Esad’ın iktidarı güvenlikte olduğu için Moskova bundan sonra İran ordusunun Suriye’de olmasına karşı ama Moskova’nın Tahran üzerindeki etkisi sınırlı. Israil’in istediği Suriye’den çıkma ki bu Iranın bölgedeki stratejik pozisyonunu kaybetmesi demektir. Moskova bunu Tahran'dan talep edemez.
İran'ın desteklediği Şii güçler katılmaksızın gerçekleşen Deraa ve Kunteyra askeri operasyonları sayesinde Rusya Esad’a İran'ın yardımı olmadan da Suriye topraklarının özgürleştirmesinin mümkün olduğunu ispatladı. İsrail bu durumu kullanabilir.
Bu görüşme İsrail’in Esad’ın iktidarda kalmasını kabul ettiğini ama bundan kaynaklı ortaya çıkacak olumsuz faktörleri en aza indirmek niyetinde olduğunu gösteriyor.
Savaş sonrasındaki Suriye’de İsrail çok fazla cephede mücadele edecek. Bunlardan birisi de Moskova cephesi ki bu cephede Moskova, Şam ve müttefikleri arasındaki görüş ayrılıklarını kullanmak ister, Gerçi geçen süreç bunun pek de sonuç alıcı olmadığını kanıtladı.
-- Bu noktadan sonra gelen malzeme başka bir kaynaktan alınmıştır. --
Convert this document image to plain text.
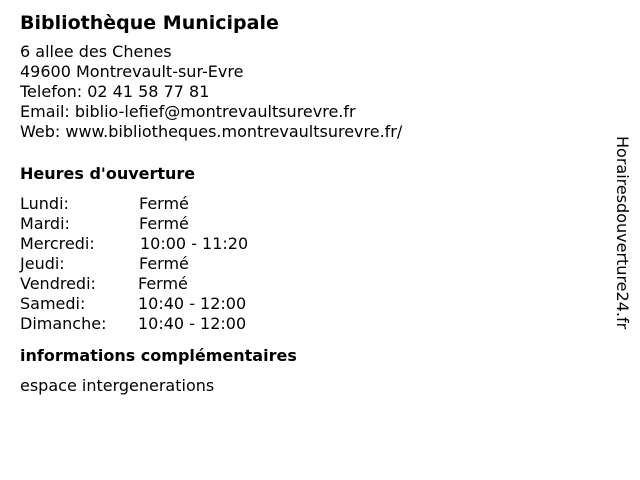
Bibliothèque Municipale
6 allee des Chenes
49600 Montrevault-sur-Evre
Telefon: 02 41 58 77 81
Email: biblio-lefief@montrevaultsurevre.fr
Web: www.bibliotheques.montrevaultsurevre.fr/
Heures d'ouverture
Lundi:	Fermé
Mardi:	Fermé
Mercredi:	10:00 - 11:20
Jeudi:	Fermé
Vendredi:	Fermé
Samedi:	10:40 - 12:00
Dimanche: 10:40 - 12:00
informations complémentaires
espace intergenerations
Horairesdouverture24.fr
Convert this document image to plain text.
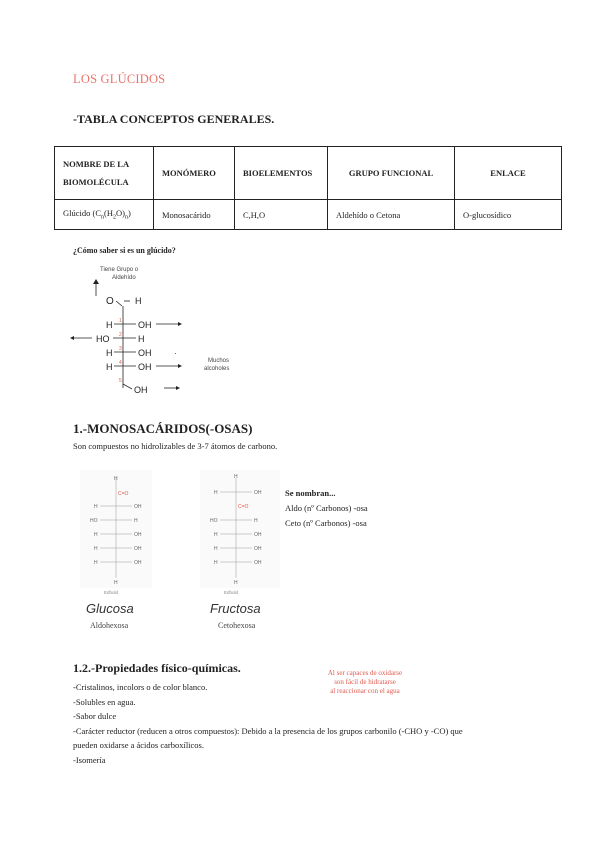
LOS GLÚCIDOS
-TABLA CONCEPTOS GENERALES.
NOMBRE DE LA BIOMOLÉCULA	MONÓMERO	BIOELEMENTOS	GRUPO FUNCIONAL	ENLACE
Glúcido $(C_n(H_2O)_n)$	Monosacárido	C,H,O	Aldehído o Cetona	O-glucosídico
¿Cómo saber si es un glúcido?
Tiene Grupo o
Aldehído
O H
H	OH
HO	H
H	OH	·
H	OH
Muchos
alcoholes
OH
1
2
3
4
5
1.-MONOSACÁRIDOS(-OSAS)
Son compuestos no hidrolizables de 3-7 átomos de carbono.
H
C=O
H	OH
HO	H
H	OH
H	OH
H	OH
H
Edhold
Glucosa
H
H	OH
C=O
HO	H
H	OH
H	OH
H	OH
H
Edhold
Fructosa
Aldohexosa	Cetohexosa
Se nombran...
Aldo (nº Carbonos) -osa
Ceto (nº Carbonos) -osa
1.2.-Propiedades físico-químicas.	Al ser capaces de oxidarse
son fácil de hidratarse
al reaccionar con el agua
-Cristalinos, incolors o de color blanco.
-Solubles en agua.
-Sabor dulce
-Carácter reductor (reducen a otros compuestos): Debido a la presencia de los grupos carbonilo (-CHO y -CO) que
pueden oxidarse a ácidos carboxílicos.
-Isomería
İronik olan şudur ki İsrail Şam’ın bu evrede başarı kazandığını anlıyor ve askeri yolla elde edemediğini böyle elde edemeyeceğinin bilincinde. Suriye rejiminin tavrını değiştiremeyeceğini anlamıştır. İsrail’in askeri yolla bir yere varmanın sınırlı olduğunun anladığının ispatı ise Netanyahu'nun, bazı İsraili politikacıların ve istihbaratının sık sık Moskova’yı ziyaret etmesidir. Böylelikle Rusyalı dostu aracılığıyla bir şeyler elde etme çabasındalar.